In 1813, Iran’s currency system was a complex and fragmented reflection of its political and economic state following the devastating Russo-Persian War (1804-1813). The Qajar dynasty, under Fath-Ali Shah, ruled a decentralized empire where provincial khans and local mint houses held significant autonomy. The primary currency unit was the silver
qiran (later rial), but its value and purity varied widely across regional mints in cities like Tabriz, Isfahan, and Tehran. Alongside these, a plethora of copper
puls and gold
tomans (a unit of account equal to 10 qirans) circulated, creating a chaotic system without a standardized national coinage.

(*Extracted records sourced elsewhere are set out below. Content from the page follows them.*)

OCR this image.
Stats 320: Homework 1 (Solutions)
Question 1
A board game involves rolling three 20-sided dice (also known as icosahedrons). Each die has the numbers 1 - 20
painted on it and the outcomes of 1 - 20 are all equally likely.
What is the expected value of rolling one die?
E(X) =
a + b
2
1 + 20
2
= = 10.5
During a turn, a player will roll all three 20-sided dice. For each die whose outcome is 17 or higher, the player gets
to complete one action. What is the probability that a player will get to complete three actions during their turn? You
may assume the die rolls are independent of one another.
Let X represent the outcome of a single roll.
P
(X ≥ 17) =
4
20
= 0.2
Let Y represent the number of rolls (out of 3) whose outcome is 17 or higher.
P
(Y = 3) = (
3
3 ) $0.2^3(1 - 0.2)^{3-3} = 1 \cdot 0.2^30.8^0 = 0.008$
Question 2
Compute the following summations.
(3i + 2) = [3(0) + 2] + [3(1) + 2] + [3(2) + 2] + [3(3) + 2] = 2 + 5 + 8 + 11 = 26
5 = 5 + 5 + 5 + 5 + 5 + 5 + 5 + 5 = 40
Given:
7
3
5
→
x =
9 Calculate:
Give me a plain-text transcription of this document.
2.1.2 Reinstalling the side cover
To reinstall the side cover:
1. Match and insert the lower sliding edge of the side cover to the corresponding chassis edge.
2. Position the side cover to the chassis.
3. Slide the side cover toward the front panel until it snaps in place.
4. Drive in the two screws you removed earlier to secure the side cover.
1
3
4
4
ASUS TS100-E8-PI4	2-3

This monetary disarray was severely exacerbated by the conclusion of the war with Russia, formalized in the Treaty of Gulistan in October 1813. The treaty imposed a massive indemnity of 20 million silver rubles on Iran, a crushing financial burden that drained the treasury of precious metal reserves. To meet these payments and fund state expenses, the Qajar government resorted to debasement—reducing the silver content in newly minted coins. This led to rapid inflation, a loss of public confidence in the currency, and the hoarding of older, purer coins, which further disrupted trade and the economy.
Consequently, the year 1813 marked a low point in Iran’s monetary history, characterized by a weakened and unstable currency. The systemic fragmentation, combined with the acute shock of war indemnity and subsequent debasement, created a cycle of inflation and economic hardship. This situation underscored the broader vulnerabilities of the Qajar state and set a precedent for the financial difficulties and foreign economic encroachment that would challenge Iran throughout the 19th century.